I lavori della giornata odierna sono stati aperti da Gabriel Antonio Majia, presidente colombiano del Network latino americano 'Demand Reduction'. L'argomento di discussione per tutti i relatori e' stato "Interventi etici, politici e legislativi per contrastare il fenomeno della droga e favorire i processi di riabilitazione".
E' seguito l'intervento del sottosegretario agli Interni Antonio D'Ali' che ha sostenuto la necessita' che fra i ministeri preposti alla prevenzione ci sia piu' collaborazione, soprattutto con quelli delle nazioni che entreranno nella UE nei prossimi anni. Inoltre, ha confermato che il Governo intende appoggiare le proposte presentate dal Presidente della Camera dei Deputati Pierferdinando Casini e dal vice presidente del Consiglio Gianfranco Fini, nel corso del loro intervento alla Conferenza. D'Ali' ha anche criticato il tipo di assistenza offerta dai Sert a partire dal '90.

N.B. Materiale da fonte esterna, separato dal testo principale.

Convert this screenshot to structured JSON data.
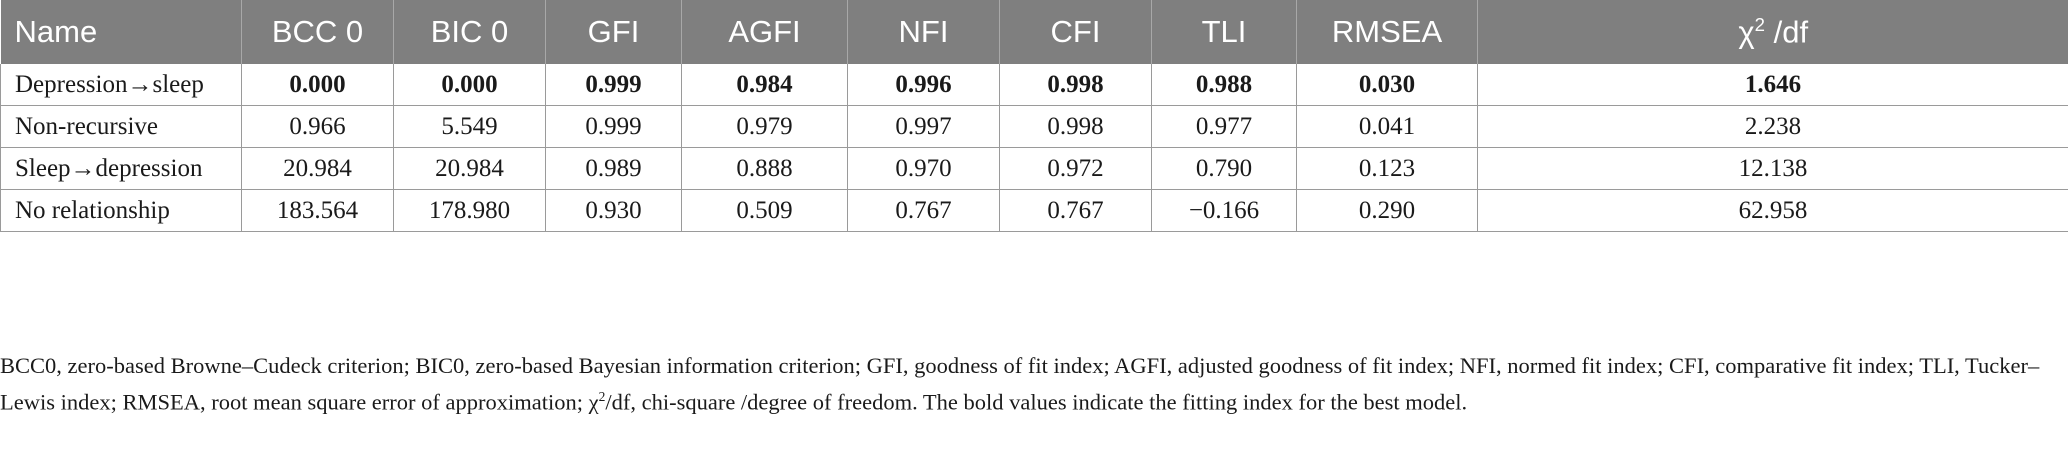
{
  "table": {
    "headers": [
      "Name",
      "BCC 0",
      "BIC 0",
      "GFI",
      "AGFI",
      "NFI",
      "CFI",
      "TLI",
      "RMSEA",
      "χ",
      "2",
      " /df"
    ],
    "rows": [
      {
        "name": "Depression→sleep",
        "values": [
          "0.000",
          "0.000",
          "0.999",
          "0.984",
          "0.996",
          "0.998",
          "0.988",
          "0.030",
          "1.646"
        ]
      },
      {
        "name": "Non-recursive",
        "values": [
          "0.966",
          "5.549",
          "0.999",
          "0.979",
          "0.997",
          "0.998",
          "0.977",
          "0.041",
          "2.238"
        ]
      },
      {
        "name": "Sleep→depression",
        "values": [
          "20.984",
          "20.984",
          "0.989",
          "0.888",
          "0.970",
          "0.972",
          "0.790",
          "0.123",
          "12.138"
        ]
      },
      {
        "name": "No relationship",
        "values": [
          "183.564",
          "178.980",
          "0.930",
          "0.509",
          "0.767",
          "0.767",
          "−0.166",
          "0.290",
          "62.958"
        ]
      }
    ]
  },
  "footnote": {
    "part1": "BCC0, zero-based Browne–Cudeck criterion; BIC0, zero-based Bayesian information criterion; GFI, goodness of fit index; AGFI, adjusted goodness of fit index; NFI, normed fit index; CFI, comparative fit index; TLI, Tucker–Lewis index; RMSEA, root mean square error of approximation; χ",
    "sup": "2",
    "part2": "/df, chi-square /degree of freedom. The bold values indicate the fitting index for the best model."
  }
}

Successivamente sono intervenuti Veronica Colondam, direttore esecutivo della fondazione 'Yayasan Cinta Anak Bangsa' dell'Indonesia; Gautam Babbar coordinatore del Network globale della gioventu', Ufficio delle Nazioni Unite sulla droga e sul crimine, dall'Austria; Arthur Dean delle Coalizioni d'America delle Comunita' antidroga; Calvina Fay, direttore esecutivo di 'Drug Free America' USA; Ben Jenkins del Consiglio di sorveglianza della droga del Canada; Salvino Leone, professore di Bioetica alla facolta' di medicina dell'Universita' di Palermo; Torgny Peterson, direttore di 'Hassela Nordic Network's International centre' (Svezia); Gregory K. Pike vice direttore del 'Southern Cross Bioethics Institute' di Adelaide, Australia; David Murray, assistente speciale alla Direzione, dell'Ufficio degli Stati Uniti della Politica Nazionale per il controllo della droga.